Chapter four describes various achieving girl tropes in school and onscreen, including the geek girl and the alpha girl among several others. Paule pays attention to how these tropes are constructed slightly differently across each site (the school, the forum, and the screen), and how they intersect with class, race, and sexuality. The next chapter describes the trajectory of the “girls work hard” (98) narrative as a current day meritocratic ideal. She argues that some girls manage their competing gendered and achieving identities by “characterizing their success as produced in acceptably feminized ways” (134)—such as hard work. She even includes an example of a girl who has difficulty reconciling her high-achieving status with the small amount of effort that she exerted because she does not fit the “hardworking girl” script: “It’s really weird actually because I’m supposed to be ‘gifted and talented’ but if I like, sit back and think over the last couple of months I don’t even know if I push myself that hard … and apparently I did well” (111). The hardworking girl stands in sharp contrast to “achievement models associated with masculinity, such as effortless success” (112), which is afforded to boys. In the final chapter, “‘Girls hang back’: Choice, Complementarity and Collaboration,” Paule shows how some girls navigate the complexities of the achieving girl discourse that entails managing “the pressure to succeed, their social relations and the pressures of individuation” (135).
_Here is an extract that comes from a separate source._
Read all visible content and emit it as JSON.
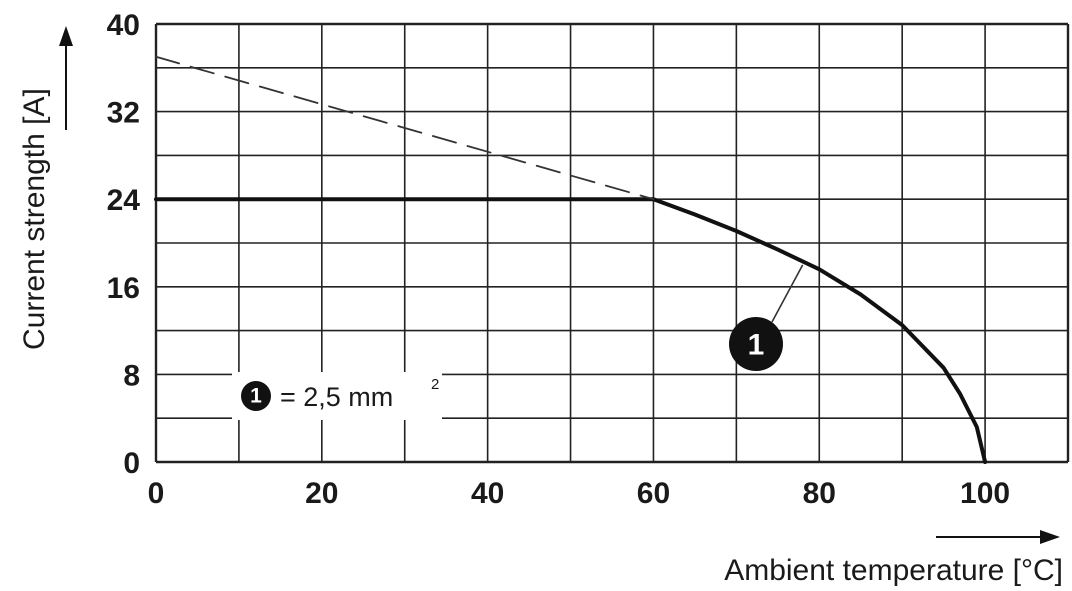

Using both textual analysis and qualitative social scientific research as her methodological approach, Paule speaks to many disciplines, including education, literature, media studies, and, of course, girlhood studies. The text functions as a piece of a larger continuity in girlhood studies, drawing on the research of Angela McRobbie, Anna Jackson, Valerie Walkerdine, and Marnina Gonick among others. Paule successfully marries textual and reception analysis, two competing strands of scholarship that have long informed girlhood studies. By refusing to either “reif[y] media texts and assum[e] monolithic meanings, nor overcelebrat[e] the possibilities for local resistance and agency among audiences/subjects” (25), she shows how achieving girl identities are constructed through discourse across many different socio-cultural contexts.
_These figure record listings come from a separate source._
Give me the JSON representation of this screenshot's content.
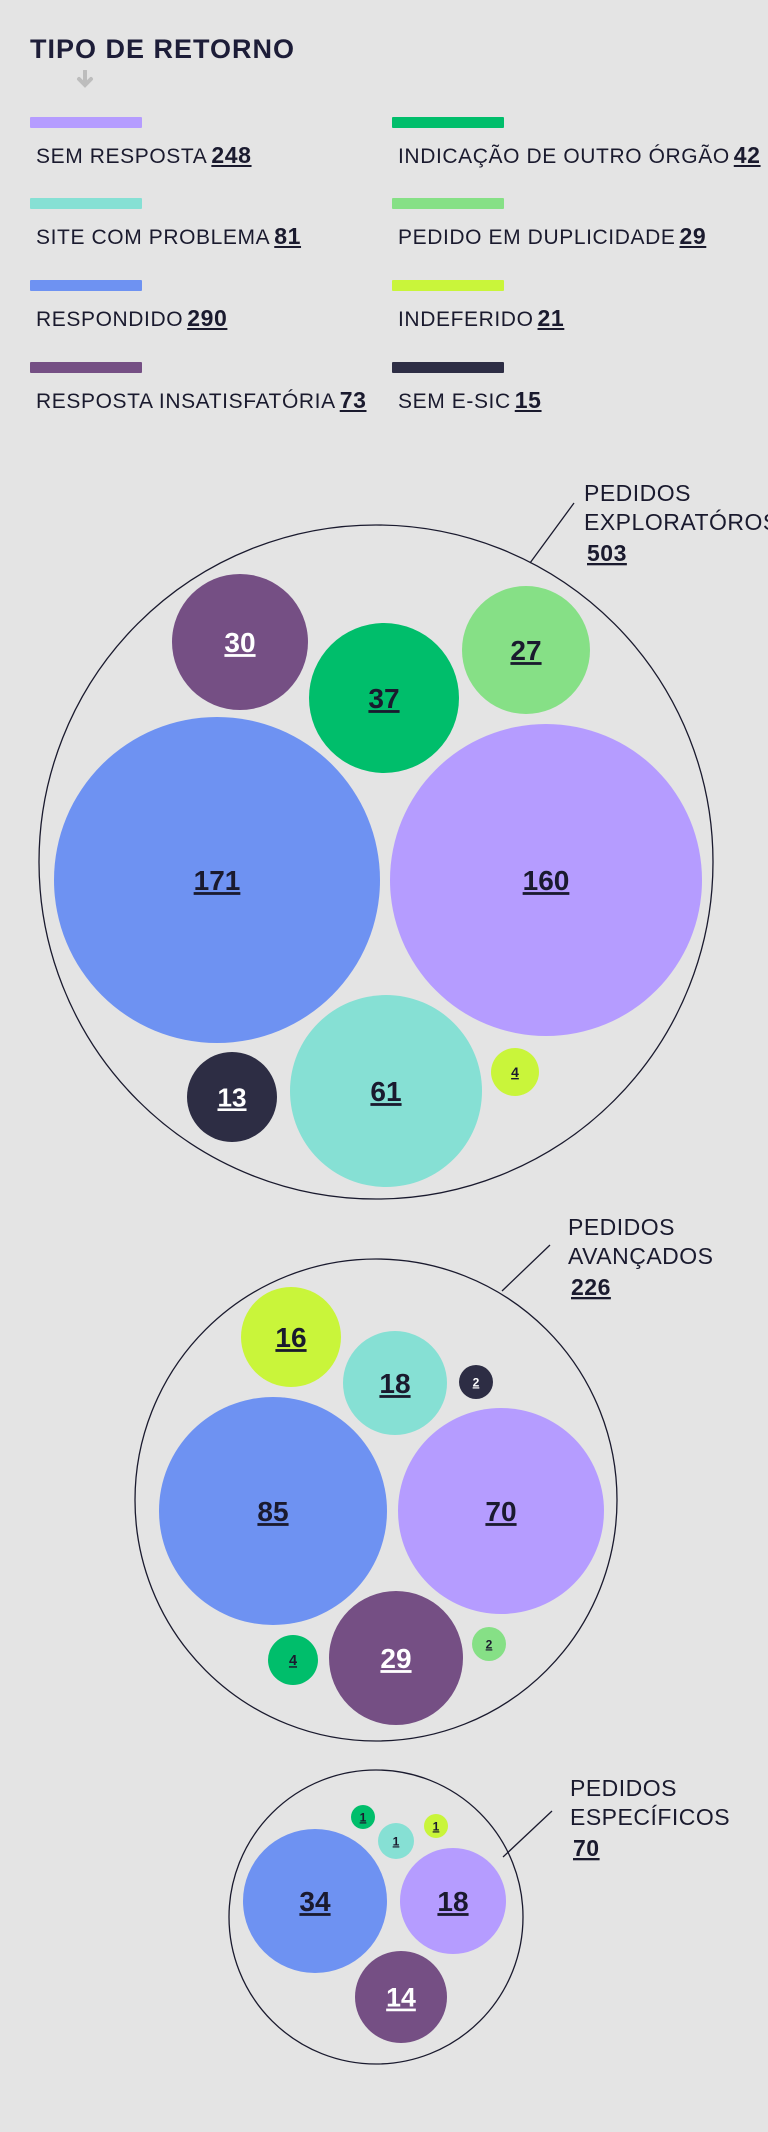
{
  "legend_title": "TIPO DE RETORNO",
  "colors": {
    "sem_resposta": "#b59cff",
    "site_com_problema": "#86e0d4",
    "respondido": "#6e92f2",
    "resposta_insatisfatoria": "#754f84",
    "indicacao_de_outro_orgao": "#00be6b",
    "pedido_em_duplicidade": "#86e086",
    "indeferido": "#c9f53a",
    "sem_e_sic": "#2d2d44"
  },
  "chart_data": {
    "type": "bubble",
    "legend": [
      {
        "key": "sem_resposta",
        "label": "SEM RESPOSTA",
        "total": 248
      },
      {
        "key": "site_com_problema",
        "label": "SITE COM PROBLEMA",
        "total": 81
      },
      {
        "key": "respondido",
        "label": "RESPONDIDO",
        "total": 290
      },
      {
        "key": "resposta_insatisfatoria",
        "label": "RESPOSTA INSATISFATÓRIA",
        "total": 73
      },
      {
        "key": "indicacao_de_outro_orgao",
        "label": "INDICAÇÃO DE OUTRO ÓRGÃO",
        "total": 42
      },
      {
        "key": "pedido_em_duplicidade",
        "label": "PEDIDO EM DUPLICIDADE",
        "total": 29
      },
      {
        "key": "indeferido",
        "label": "INDEFERIDO",
        "total": 21
      },
      {
        "key": "sem_e_sic",
        "label": "SEM E-SIC",
        "total": 15
      }
    ],
    "groups": [
      {
        "label_lines": [
          "PEDIDOS",
          "EXPLORATÓROS"
        ],
        "total": 503,
        "values": {
          "resposta_insatisfatoria": 30,
          "indicacao_de_outro_orgao": 37,
          "pedido_em_duplicidade": 27,
          "respondido": 171,
          "sem_resposta": 160,
          "sem_e_sic": 13,
          "site_com_problema": 61,
          "indeferido": 4
        }
      },
      {
        "label_lines": [
          "PEDIDOS",
          "AVANÇADOS"
        ],
        "total": 226,
        "values": {
          "indeferido": 16,
          "site_com_problema": 18,
          "sem_e_sic": 2,
          "respondido": 85,
          "sem_resposta": 70,
          "indicacao_de_outro_orgao": 4,
          "resposta_insatisfatoria": 29,
          "pedido_em_duplicidade": 2
        }
      },
      {
        "label_lines": [
          "PEDIDOS",
          "ESPECÍFICOS"
        ],
        "total": 70,
        "values": {
          "indicacao_de_outro_orgao": 1,
          "site_com_problema": 1,
          "indeferido": 1,
          "respondido": 34,
          "sem_resposta": 18,
          "resposta_insatisfatoria": 14
        }
      }
    ]
  }
}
Paule offers an insightful look into the constructed nature of the achieving girl, and how girls come to be marked as such. My only criticism is that while she attends thoroughly to the ways in which class, gender, and race intersect with the achieving girl, reference to disability is noticeably absent, even when ability is discussed at length. Given the interest in disability studies in the way disability is constructed through systems and institutions (such as schools) it seems that such studies could prove fruitful in a discussion of the achieving girl as a cultural object. How might the achieving, able girl be constructed as a counterpoint to disability, for instance, or how might the two reference each other?
Paule provides a compelling interdisciplinary study that will help to shape future research endeavors in the field of girlhood studies.